The fall in the US 10-year Treasury yield, which moves inversely to price, came after what investors viewed as dovish remarks by Fed chair Jay Powell on Wednesday.

Earlier in the day the central bank kept its benchmark funds rate on hold at between 5.25 per cent and 5.5 per cent.

Solita Marcelli, chief investment officer for the Americas at UBS Wealth Management, said: “The meeting underlines our view that the Fed is likely done tightening and that markets had become too aggressive in pricing higher rates for longer.”

Powell emphasised the Fed was “proceeding carefully” with future rate rises, which investors took as a sign bond markets have largely succeeded in slowing down the US economy.

However, he also warned the central bank “was not confident yet” that monetary policy was sufficiently restrictive to bring inflation back to its 2 per cent target.

The scale of the investor reaction to the Fed chair’s comments underlined how anxious many are to see the end of the monetary tightening that increased borrowing costs for households and businesses across the world.

Previous Fed rises and a big expansion in the US government’s borrowing plans had contributed to the prolonged sell-off that last month pushed 10-year yields above 5 per cent for the first time in 16 years.

In Wednesday’s rally, US 10-year yields fell 0.19 percentage points — the biggest one-day drop since SVB’s collapse, according to Bloomberg data. They slid an additional 0.12 percentage points on Thursday to reach 4.67 per cent.

Investors have been wrongfooted in the past by prematurely calling an end to the Fed’s rate rise cycle.

But Tiffany Wilding, managing director at bond investment house Pimco, argued Powell’s comments on Wednesday did not appear to be preparing the market for a possible rate rise in December “and as a result you are getting some loosening in financial conditions”.
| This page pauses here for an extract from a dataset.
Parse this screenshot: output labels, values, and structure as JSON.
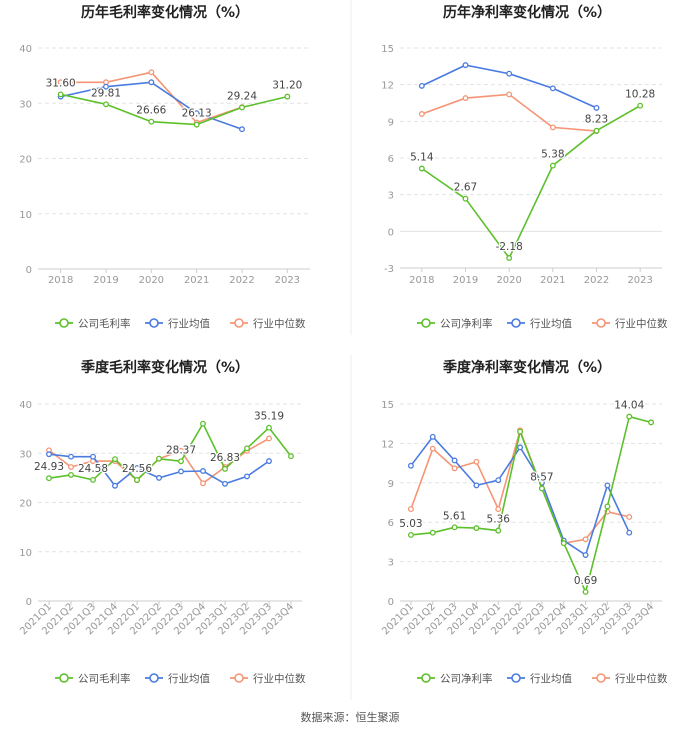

The Treasury department also pulled US government bond yields lower after it announced on Wednesday it would slow the pace at which it issues longer-dated debt.

Line chart of % showing 10-year Treasury yields plunge

UK gilts also advanced after the Bank of England announced on Thursday it would hold rates at 5.25 per cent.

Two-year gilt yields, which reflect interest rates expectations, fell 0.09 percentage points to 4.70 per cent, the lowest level since June. Benchmark 10-year gilt yields fell 0.15 percentage points to 4.35 per cent.

Ten-year German bond yields — the benchmark for the eurozone — slipped 0.05 percentage points to 2.7 per cent after jobs data suggested the country’s economy was stagnating.